The antibacterial activities of compounds 1 and 2 were determined by agar dilution methods according to CLSI guidelines [42]. Bacteria strains used in this study were either purchased from American Type Culture Collection (ATCC) or obtained from the clinic and deposited in the Institute of Medicinal Biotechnology, Chinese Academy of Medical Sciences and Peking Union Medical College. Levofloxacin was used as positive control, and DMSO was used as negative control. Compounds 1 and 2 were dissolved in DMSO and two-fold serially diluted in Mueller–Hinton agar. The final concentrations of compounds ranged from 0.125 to 64 µg/mL for compound 1, and from 0.125 to 32 µg/mL for compound 2. Bacterial strains tested were incubated in Mueller–Hinton broth for 12 h and then diluted to 0.5 McFarland standard (approximately 108 CFU/mL). After 100 folds dilution, the tested bacteria (approximately 106 CFU/mL) were inoculated on Mueller–Hinton agar plates by the MIT-P multipoint inoculator (Sakuma, Tokyo, Japan). After incubation at 37 °C for 18 h, the MICs were recorded.

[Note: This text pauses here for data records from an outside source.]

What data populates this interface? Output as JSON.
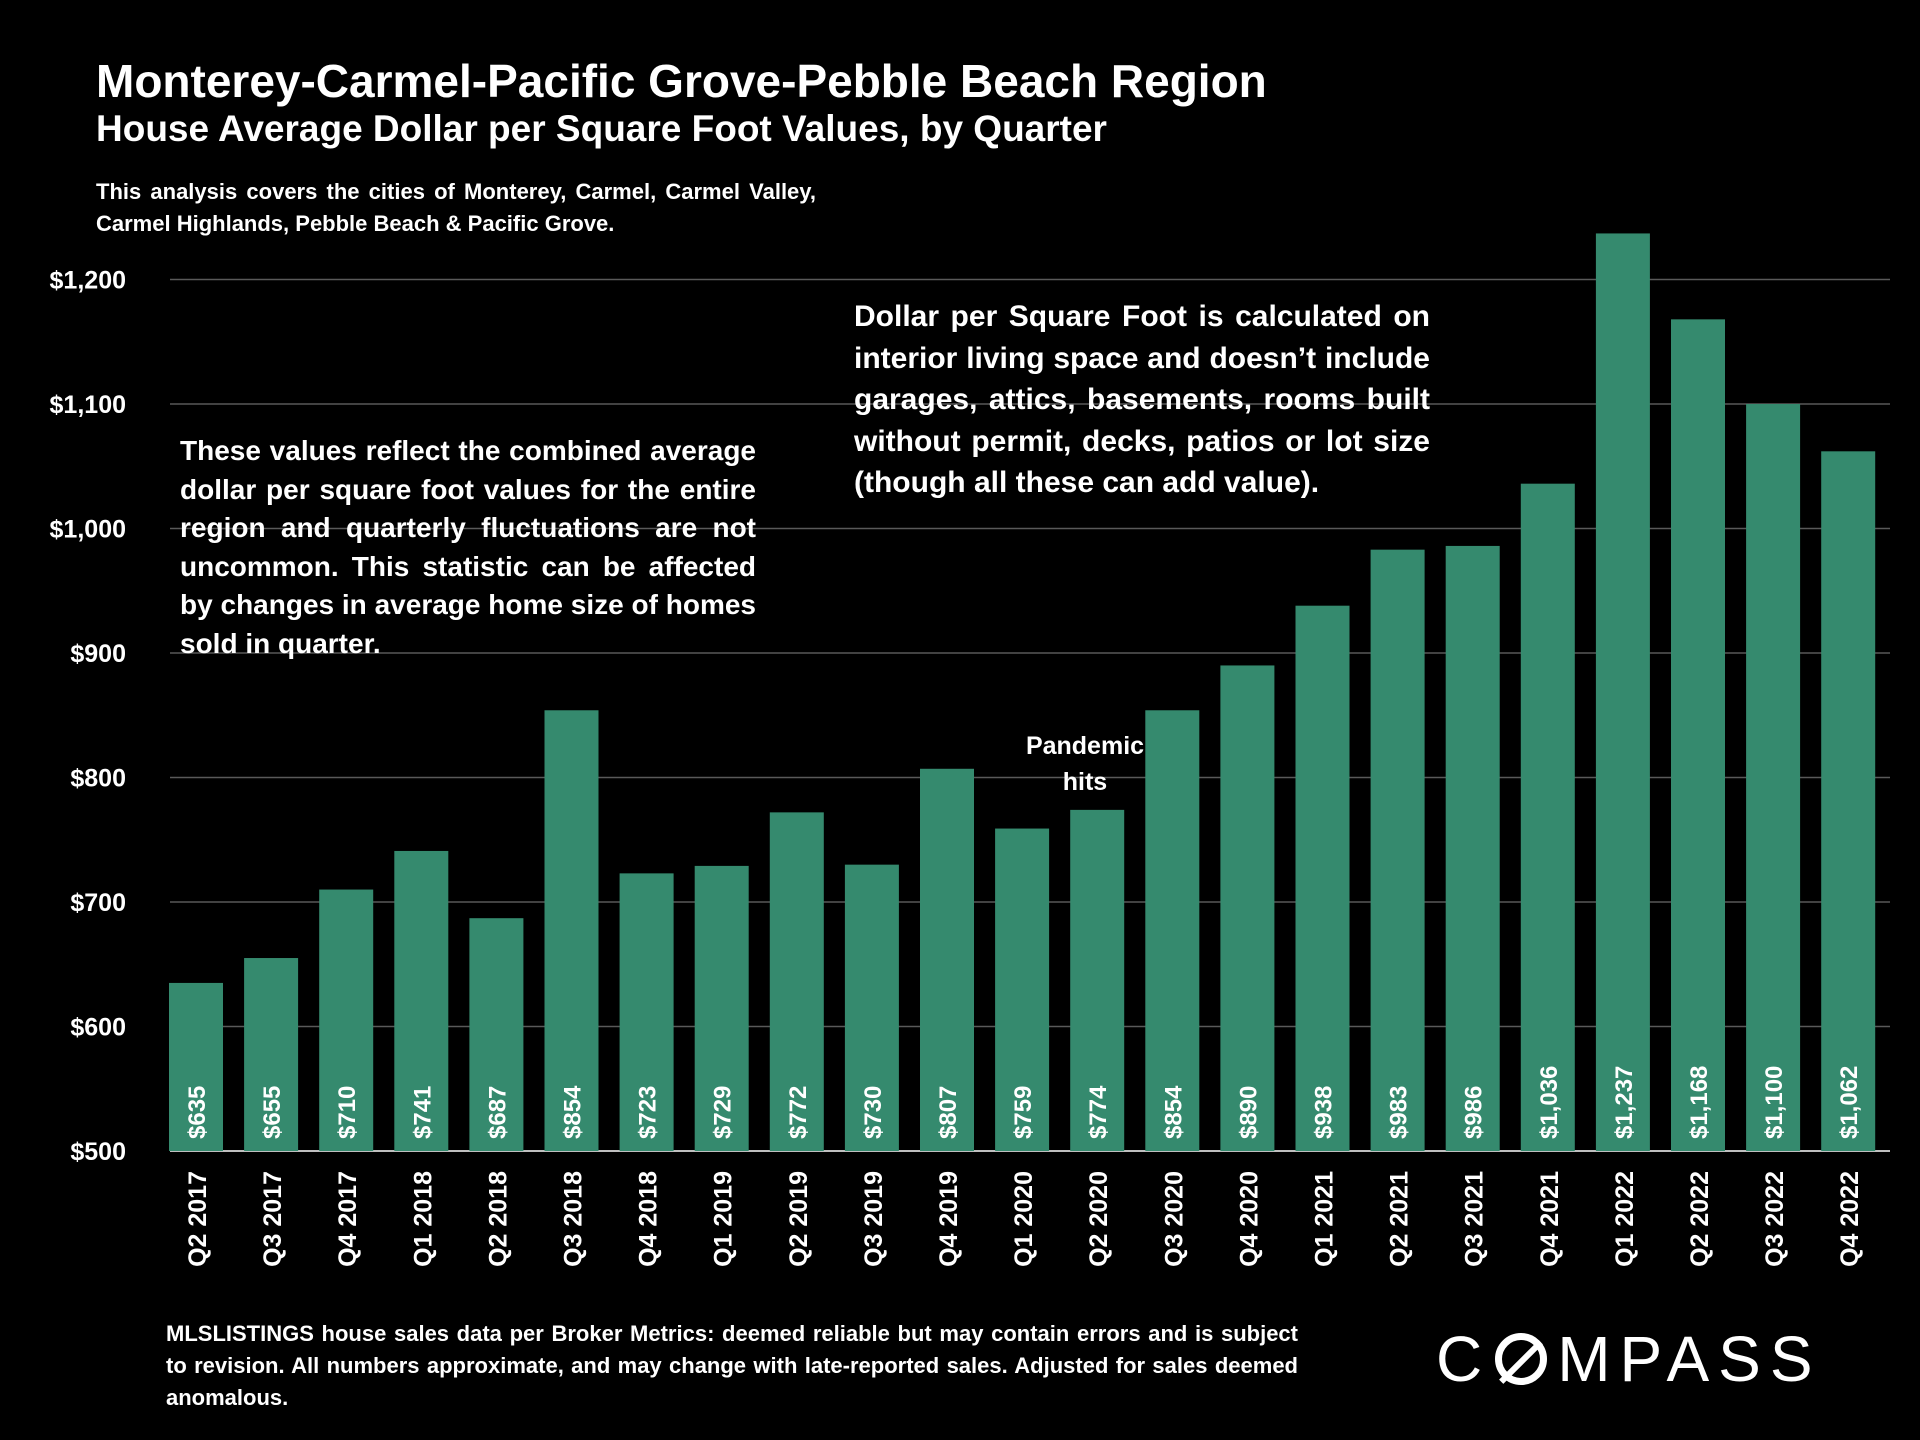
{
  "page": {
    "footer": "MLSLISTINGS house sales data per Broker Metrics:  deemed reliable but may contain errors and is subject to revision. All numbers approximate, and may change with late-reported sales. Adjusted for sales deemed anomalous.",
    "logo": "COMPASS"
  },
  "chart_data": {
    "type": "bar",
    "title": "Monterey-Carmel-Pacific Grove-Pebble Beach Region",
    "subtitle": "House Average Dollar per Square Foot Values, by Quarter",
    "coverage_note": "This analysis covers the cities of Monterey, Carmel, Carmel Valley, Carmel Highlands, Pebble Beach & Pacific Grove.",
    "left_note": "These values reflect the combined average dollar per square foot values for the entire region and quarterly fluctuations are not uncommon. This statistic can be affected by changes in average home size of homes sold in quarter.",
    "right_note": "Dollar per Square Foot is calculated on interior living space and doesn’t include garages, attics, basements, rooms built without permit, decks, patios or lot size (though all these can add value).",
    "annotation": {
      "text": "Pandemic hits",
      "category": "Q2 2020"
    },
    "categories": [
      "Q2 2017",
      "Q3 2017",
      "Q4 2017",
      "Q1 2018",
      "Q2 2018",
      "Q3 2018",
      "Q4 2018",
      "Q1 2019",
      "Q2 2019",
      "Q3 2019",
      "Q4 2019",
      "Q1 2020",
      "Q2 2020",
      "Q3 2020",
      "Q4 2020",
      "Q1 2021",
      "Q2 2021",
      "Q3 2021",
      "Q4 2021",
      "Q1 2022",
      "Q2 2022",
      "Q3 2022",
      "Q4 2022"
    ],
    "values": [
      635,
      655,
      710,
      741,
      687,
      854,
      723,
      729,
      772,
      730,
      807,
      759,
      774,
      854,
      890,
      938,
      983,
      986,
      1036,
      1237,
      1168,
      1100,
      1062
    ],
    "data_labels": [
      "$635",
      "$655",
      "$710",
      "$741",
      "$687",
      "$854",
      "$723",
      "$729",
      "$772",
      "$730",
      "$807",
      "$759",
      "$774",
      "$854",
      "$890",
      "$938",
      "$983",
      "$986",
      "$1,036",
      "$1,237",
      "$1,168",
      "$1,100",
      "$1,062"
    ],
    "yticks": [
      500,
      600,
      700,
      800,
      900,
      1000,
      1100,
      1200
    ],
    "ytick_labels": [
      "$500",
      "$600",
      "$700",
      "$800",
      "$900",
      "$1,000",
      "$1,100",
      "$1,200"
    ],
    "ylim": [
      500,
      1240
    ],
    "grid": true,
    "bar_color": "#358a6e",
    "grid_color": "#595959"
  }
}
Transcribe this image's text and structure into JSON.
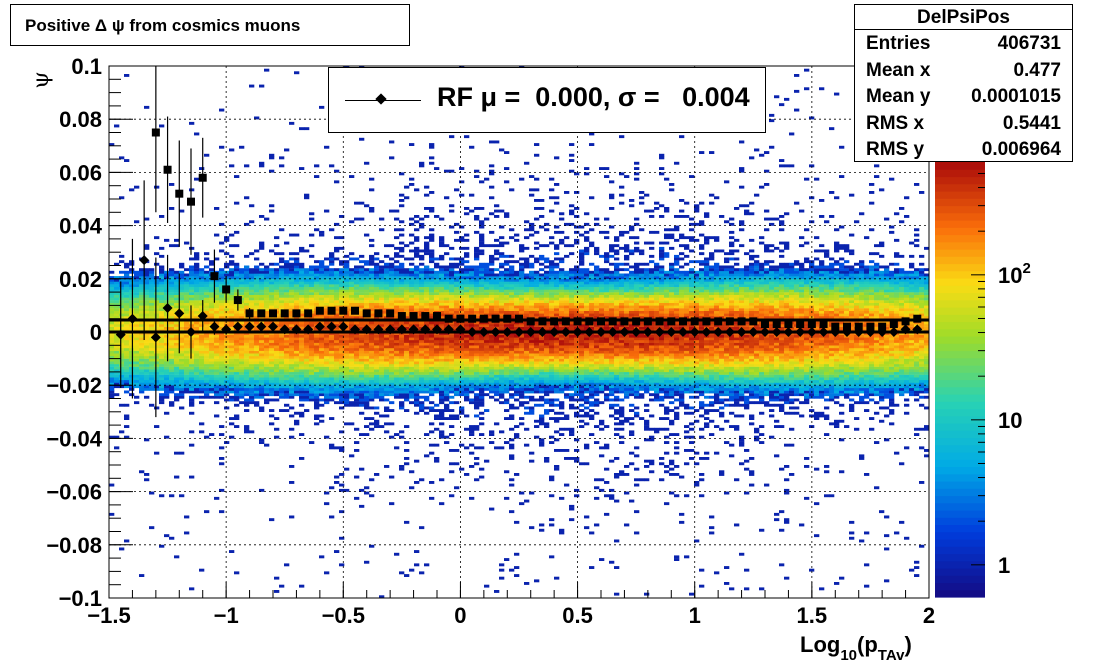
{
  "title": "Positive Δ ψ from cosmics muons",
  "stats": {
    "name": "DelPsiPos",
    "rows": [
      {
        "label": "Entries",
        "value": "406731"
      },
      {
        "label": "Mean x",
        "value": "0.477"
      },
      {
        "label": "Mean y",
        "value": "0.0001015"
      },
      {
        "label": "RMS x",
        "value": "0.5441"
      },
      {
        "label": "RMS y",
        "value": "0.006964"
      }
    ]
  },
  "legend": {
    "text": "RF μ =  0.000, σ =   0.004"
  },
  "colors": {
    "markers": "#000000",
    "palette": "ROOT rainbow (blue-cyan-yellow-red)"
  },
  "chart_data": {
    "type": "heatmap",
    "xlabel": "Log10(pTAv)",
    "ylabel": "ψ",
    "xlim": [
      -1.5,
      2
    ],
    "ylim": [
      -0.1,
      0.1
    ],
    "xticks": [
      "−1.5",
      "−1",
      "−0.5",
      "0",
      "0.5",
      "1",
      "1.5",
      "2"
    ],
    "yticks": [
      "−0.1",
      "−0.08",
      "−0.06",
      "−0.04",
      "−0.02",
      "0",
      "0.02",
      "0.04",
      "0.06",
      "0.08",
      "0.1"
    ],
    "grid": true,
    "zscale": "log",
    "z_ticks": [
      "1",
      "10",
      "10^2"
    ],
    "z_range": [
      0.6,
      600
    ],
    "ridge": {
      "mean_y": 0.0001015,
      "sigma_y": 0.006964,
      "mean_x": 0.477,
      "rms_x": 0.5441
    },
    "series": [
      {
        "marker": "diamond",
        "x": [
          -1.45,
          -1.4,
          -1.35,
          -1.3,
          -1.25,
          -1.2,
          -1.15,
          -1.1,
          -1.05,
          -1.0,
          -0.95,
          -0.9,
          -0.85,
          -0.8,
          -0.75,
          -0.7,
          -0.65,
          -0.6,
          -0.55,
          -0.5,
          -0.45,
          -0.4,
          -0.35,
          -0.3,
          -0.25,
          -0.2,
          -0.15,
          -0.1,
          -0.05,
          0.0,
          0.05,
          0.1,
          0.15,
          0.2,
          0.25,
          0.3,
          0.35,
          0.4,
          0.45,
          0.5,
          0.55,
          0.6,
          0.65,
          0.7,
          0.75,
          0.8,
          0.85,
          0.9,
          0.95,
          1.0,
          1.05,
          1.1,
          1.15,
          1.2,
          1.25,
          1.3,
          1.35,
          1.4,
          1.45,
          1.5,
          1.55,
          1.6,
          1.65,
          1.7,
          1.75,
          1.8,
          1.85,
          1.9,
          1.95
        ],
        "y": [
          -0.001,
          0.005,
          0.027,
          -0.002,
          0.009,
          0.007,
          0.0,
          0.006,
          0.002,
          0.001,
          0.002,
          0.002,
          0.002,
          0.002,
          0.001,
          0.001,
          0.001,
          0.002,
          0.002,
          0.002,
          0.001,
          0.001,
          0.001,
          0.001,
          0.001,
          0.001,
          0.001,
          0.001,
          0.001,
          0.001,
          0.0,
          0.0,
          0.0,
          0.0,
          0.0,
          0.0,
          0.0,
          0.0,
          0.0,
          0.0,
          0.0,
          0.0,
          0.0,
          0.0,
          0.0,
          0.0,
          0.0,
          0.0,
          0.0,
          0.0,
          0.0,
          0.0,
          0.0,
          0.0,
          0.0,
          0.0,
          0.0,
          0.0,
          0.0,
          0.0,
          0.0,
          0.0,
          0.0,
          0.0,
          0.0,
          0.0,
          0.0,
          0.001,
          0.001
        ],
        "err": [
          0.02,
          0.03,
          0.03,
          0.03,
          0.02,
          0.015,
          0.01,
          0.006,
          0.003,
          0.002,
          0.0015,
          0.001,
          0.001,
          0.001,
          0.001,
          0.0008,
          0.0006,
          0.0005,
          0.0004,
          0.0004,
          0.0003,
          0.0003,
          0.0003,
          0.0003,
          0.0002,
          0.0002,
          0.0002,
          0.0002,
          0.0002,
          0.0002,
          0.0002,
          0.0002,
          0.0002,
          0.0002,
          0.0002,
          0.0002,
          0.0002,
          0.0002,
          0.0002,
          0.0002,
          0.0002,
          0.0002,
          0.0002,
          0.0002,
          0.0002,
          0.0002,
          0.0002,
          0.0002,
          0.0002,
          0.0002,
          0.0002,
          0.0002,
          0.0002,
          0.0002,
          0.0002,
          0.0002,
          0.0002,
          0.0002,
          0.0002,
          0.0002,
          0.0002,
          0.0002,
          0.0002,
          0.0002,
          0.0002,
          0.0003,
          0.0003,
          0.0003,
          0.0004
        ]
      },
      {
        "marker": "square",
        "x": [
          -1.3,
          -1.25,
          -1.2,
          -1.15,
          -1.1,
          -1.05,
          -1.0,
          -0.95,
          -0.9,
          -0.85,
          -0.8,
          -0.75,
          -0.7,
          -0.65,
          -0.6,
          -0.55,
          -0.5,
          -0.45,
          -0.4,
          -0.35,
          -0.3,
          -0.25,
          -0.2,
          -0.15,
          -0.1,
          -0.05,
          0.0,
          0.05,
          0.1,
          0.15,
          0.2,
          0.25,
          0.3,
          0.35,
          0.4,
          0.45,
          0.5,
          0.55,
          0.6,
          0.65,
          0.7,
          0.75,
          0.8,
          0.85,
          0.9,
          0.95,
          1.0,
          1.05,
          1.1,
          1.15,
          1.2,
          1.25,
          1.3,
          1.35,
          1.4,
          1.45,
          1.5,
          1.55,
          1.6,
          1.65,
          1.7,
          1.75,
          1.8,
          1.85,
          1.9,
          1.95
        ],
        "y": [
          0.075,
          0.061,
          0.052,
          0.049,
          0.058,
          0.021,
          0.016,
          0.012,
          0.007,
          0.007,
          0.007,
          0.007,
          0.007,
          0.007,
          0.008,
          0.008,
          0.008,
          0.008,
          0.007,
          0.007,
          0.007,
          0.006,
          0.006,
          0.006,
          0.006,
          0.005,
          0.005,
          0.005,
          0.005,
          0.005,
          0.005,
          0.005,
          0.004,
          0.004,
          0.004,
          0.004,
          0.004,
          0.004,
          0.004,
          0.004,
          0.004,
          0.004,
          0.004,
          0.004,
          0.004,
          0.004,
          0.004,
          0.004,
          0.004,
          0.004,
          0.004,
          0.004,
          0.003,
          0.003,
          0.003,
          0.003,
          0.003,
          0.003,
          0.002,
          0.002,
          0.002,
          0.002,
          0.002,
          0.003,
          0.004,
          0.005
        ],
        "err": [
          0.03,
          0.02,
          0.02,
          0.02,
          0.015,
          0.01,
          0.005,
          0.004,
          0.002,
          0.001,
          0.001,
          0.001,
          0.001,
          0.0008,
          0.0006,
          0.0005,
          0.0004,
          0.0004,
          0.0003,
          0.0003,
          0.0003,
          0.0003,
          0.0002,
          0.0002,
          0.0002,
          0.0002,
          0.0002,
          0.0002,
          0.0002,
          0.0002,
          0.0002,
          0.0002,
          0.0002,
          0.0002,
          0.0002,
          0.0002,
          0.0002,
          0.0002,
          0.0002,
          0.0002,
          0.0002,
          0.0002,
          0.0002,
          0.0002,
          0.0002,
          0.0002,
          0.0002,
          0.0002,
          0.0002,
          0.0002,
          0.0002,
          0.0002,
          0.0002,
          0.0002,
          0.0002,
          0.0002,
          0.0002,
          0.0002,
          0.0002,
          0.0002,
          0.0002,
          0.0003,
          0.0003,
          0.0003,
          0.0004,
          0.0004
        ]
      }
    ],
    "reference_lines": [
      {
        "y": 0.0,
        "x_range": [
          -1.5,
          2
        ]
      },
      {
        "y": 0.0045,
        "x_range": [
          -1.5,
          2
        ]
      }
    ]
  }
}
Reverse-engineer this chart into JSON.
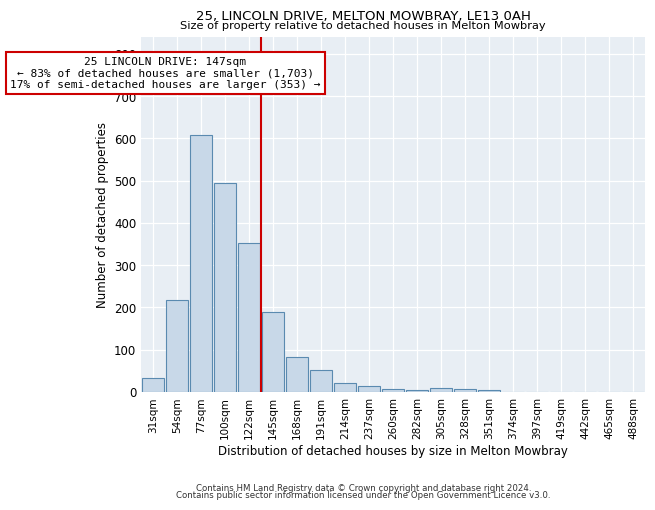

4.7. Mechanism of Action Determination

The antibacterial mechanisms of compounds 1 and 2 were tested by a double fluorescent protein reporter system with JW5503-pDualrep2 as the reporter strain [27]. Specifically, compound 1 (0.5 mg) and 2 (0.5 mg) were dissolved in 0.1 mL DMSO, and then 2 µL of each compound was spotted on an agar plate containing a lawn of the reporter strain. After overnight incubation at 37 °C, the plate was scanned by ChemiDoc Imaging System (Bio-Rad, Hercules, CA, USA) with two channels, “Cy3-blot” (553/574 nm, green pseudocolor) for RFP fluorescence and “Cy5-blot” (588/633 nm, red pseudocolor) for Katushka2S fluorescence. Induction of expression of Katushka2S is triggered by translation inhibitors, while RFP is upregulated by induction of DNA damaged SOS response. Levofloxacin (Lev.) and erythromycin (Ery.) were used as positive controls for DNA biosynthesis and ribosome inhibitors, respectively, and DMSO was used as negative control.

5. Conclusions

This research provided a typical example of the MS/MS-based molecular networking method aided in natural product discovery efforts. The use of molecular networking to supervise substructure annotation indicated the presence of new amicoumacin antibiotics (1 and 2) in the fraction of strain PJS, and the structure-guided isolation procedure contributed to obtaining these two compounds. Compound 1 exhibited strong activities against methicillin-sensitive and resistant S. epidermidis with MIC value of 2–4 µg/mL, compound 2 exhibited moderate activity against Staphylococcus spp. at 32 µg/mL. Both compounds were demonstrated to be protein biosynthesis inhibitors that could cause ribosome stalling during mRNA translation. The application of molecular networking enables a clear view of the structural breadth and provides rapid identification of and deep investigation of the novel analogs, and would drastically increase the chances of new antibiotics discovery and development.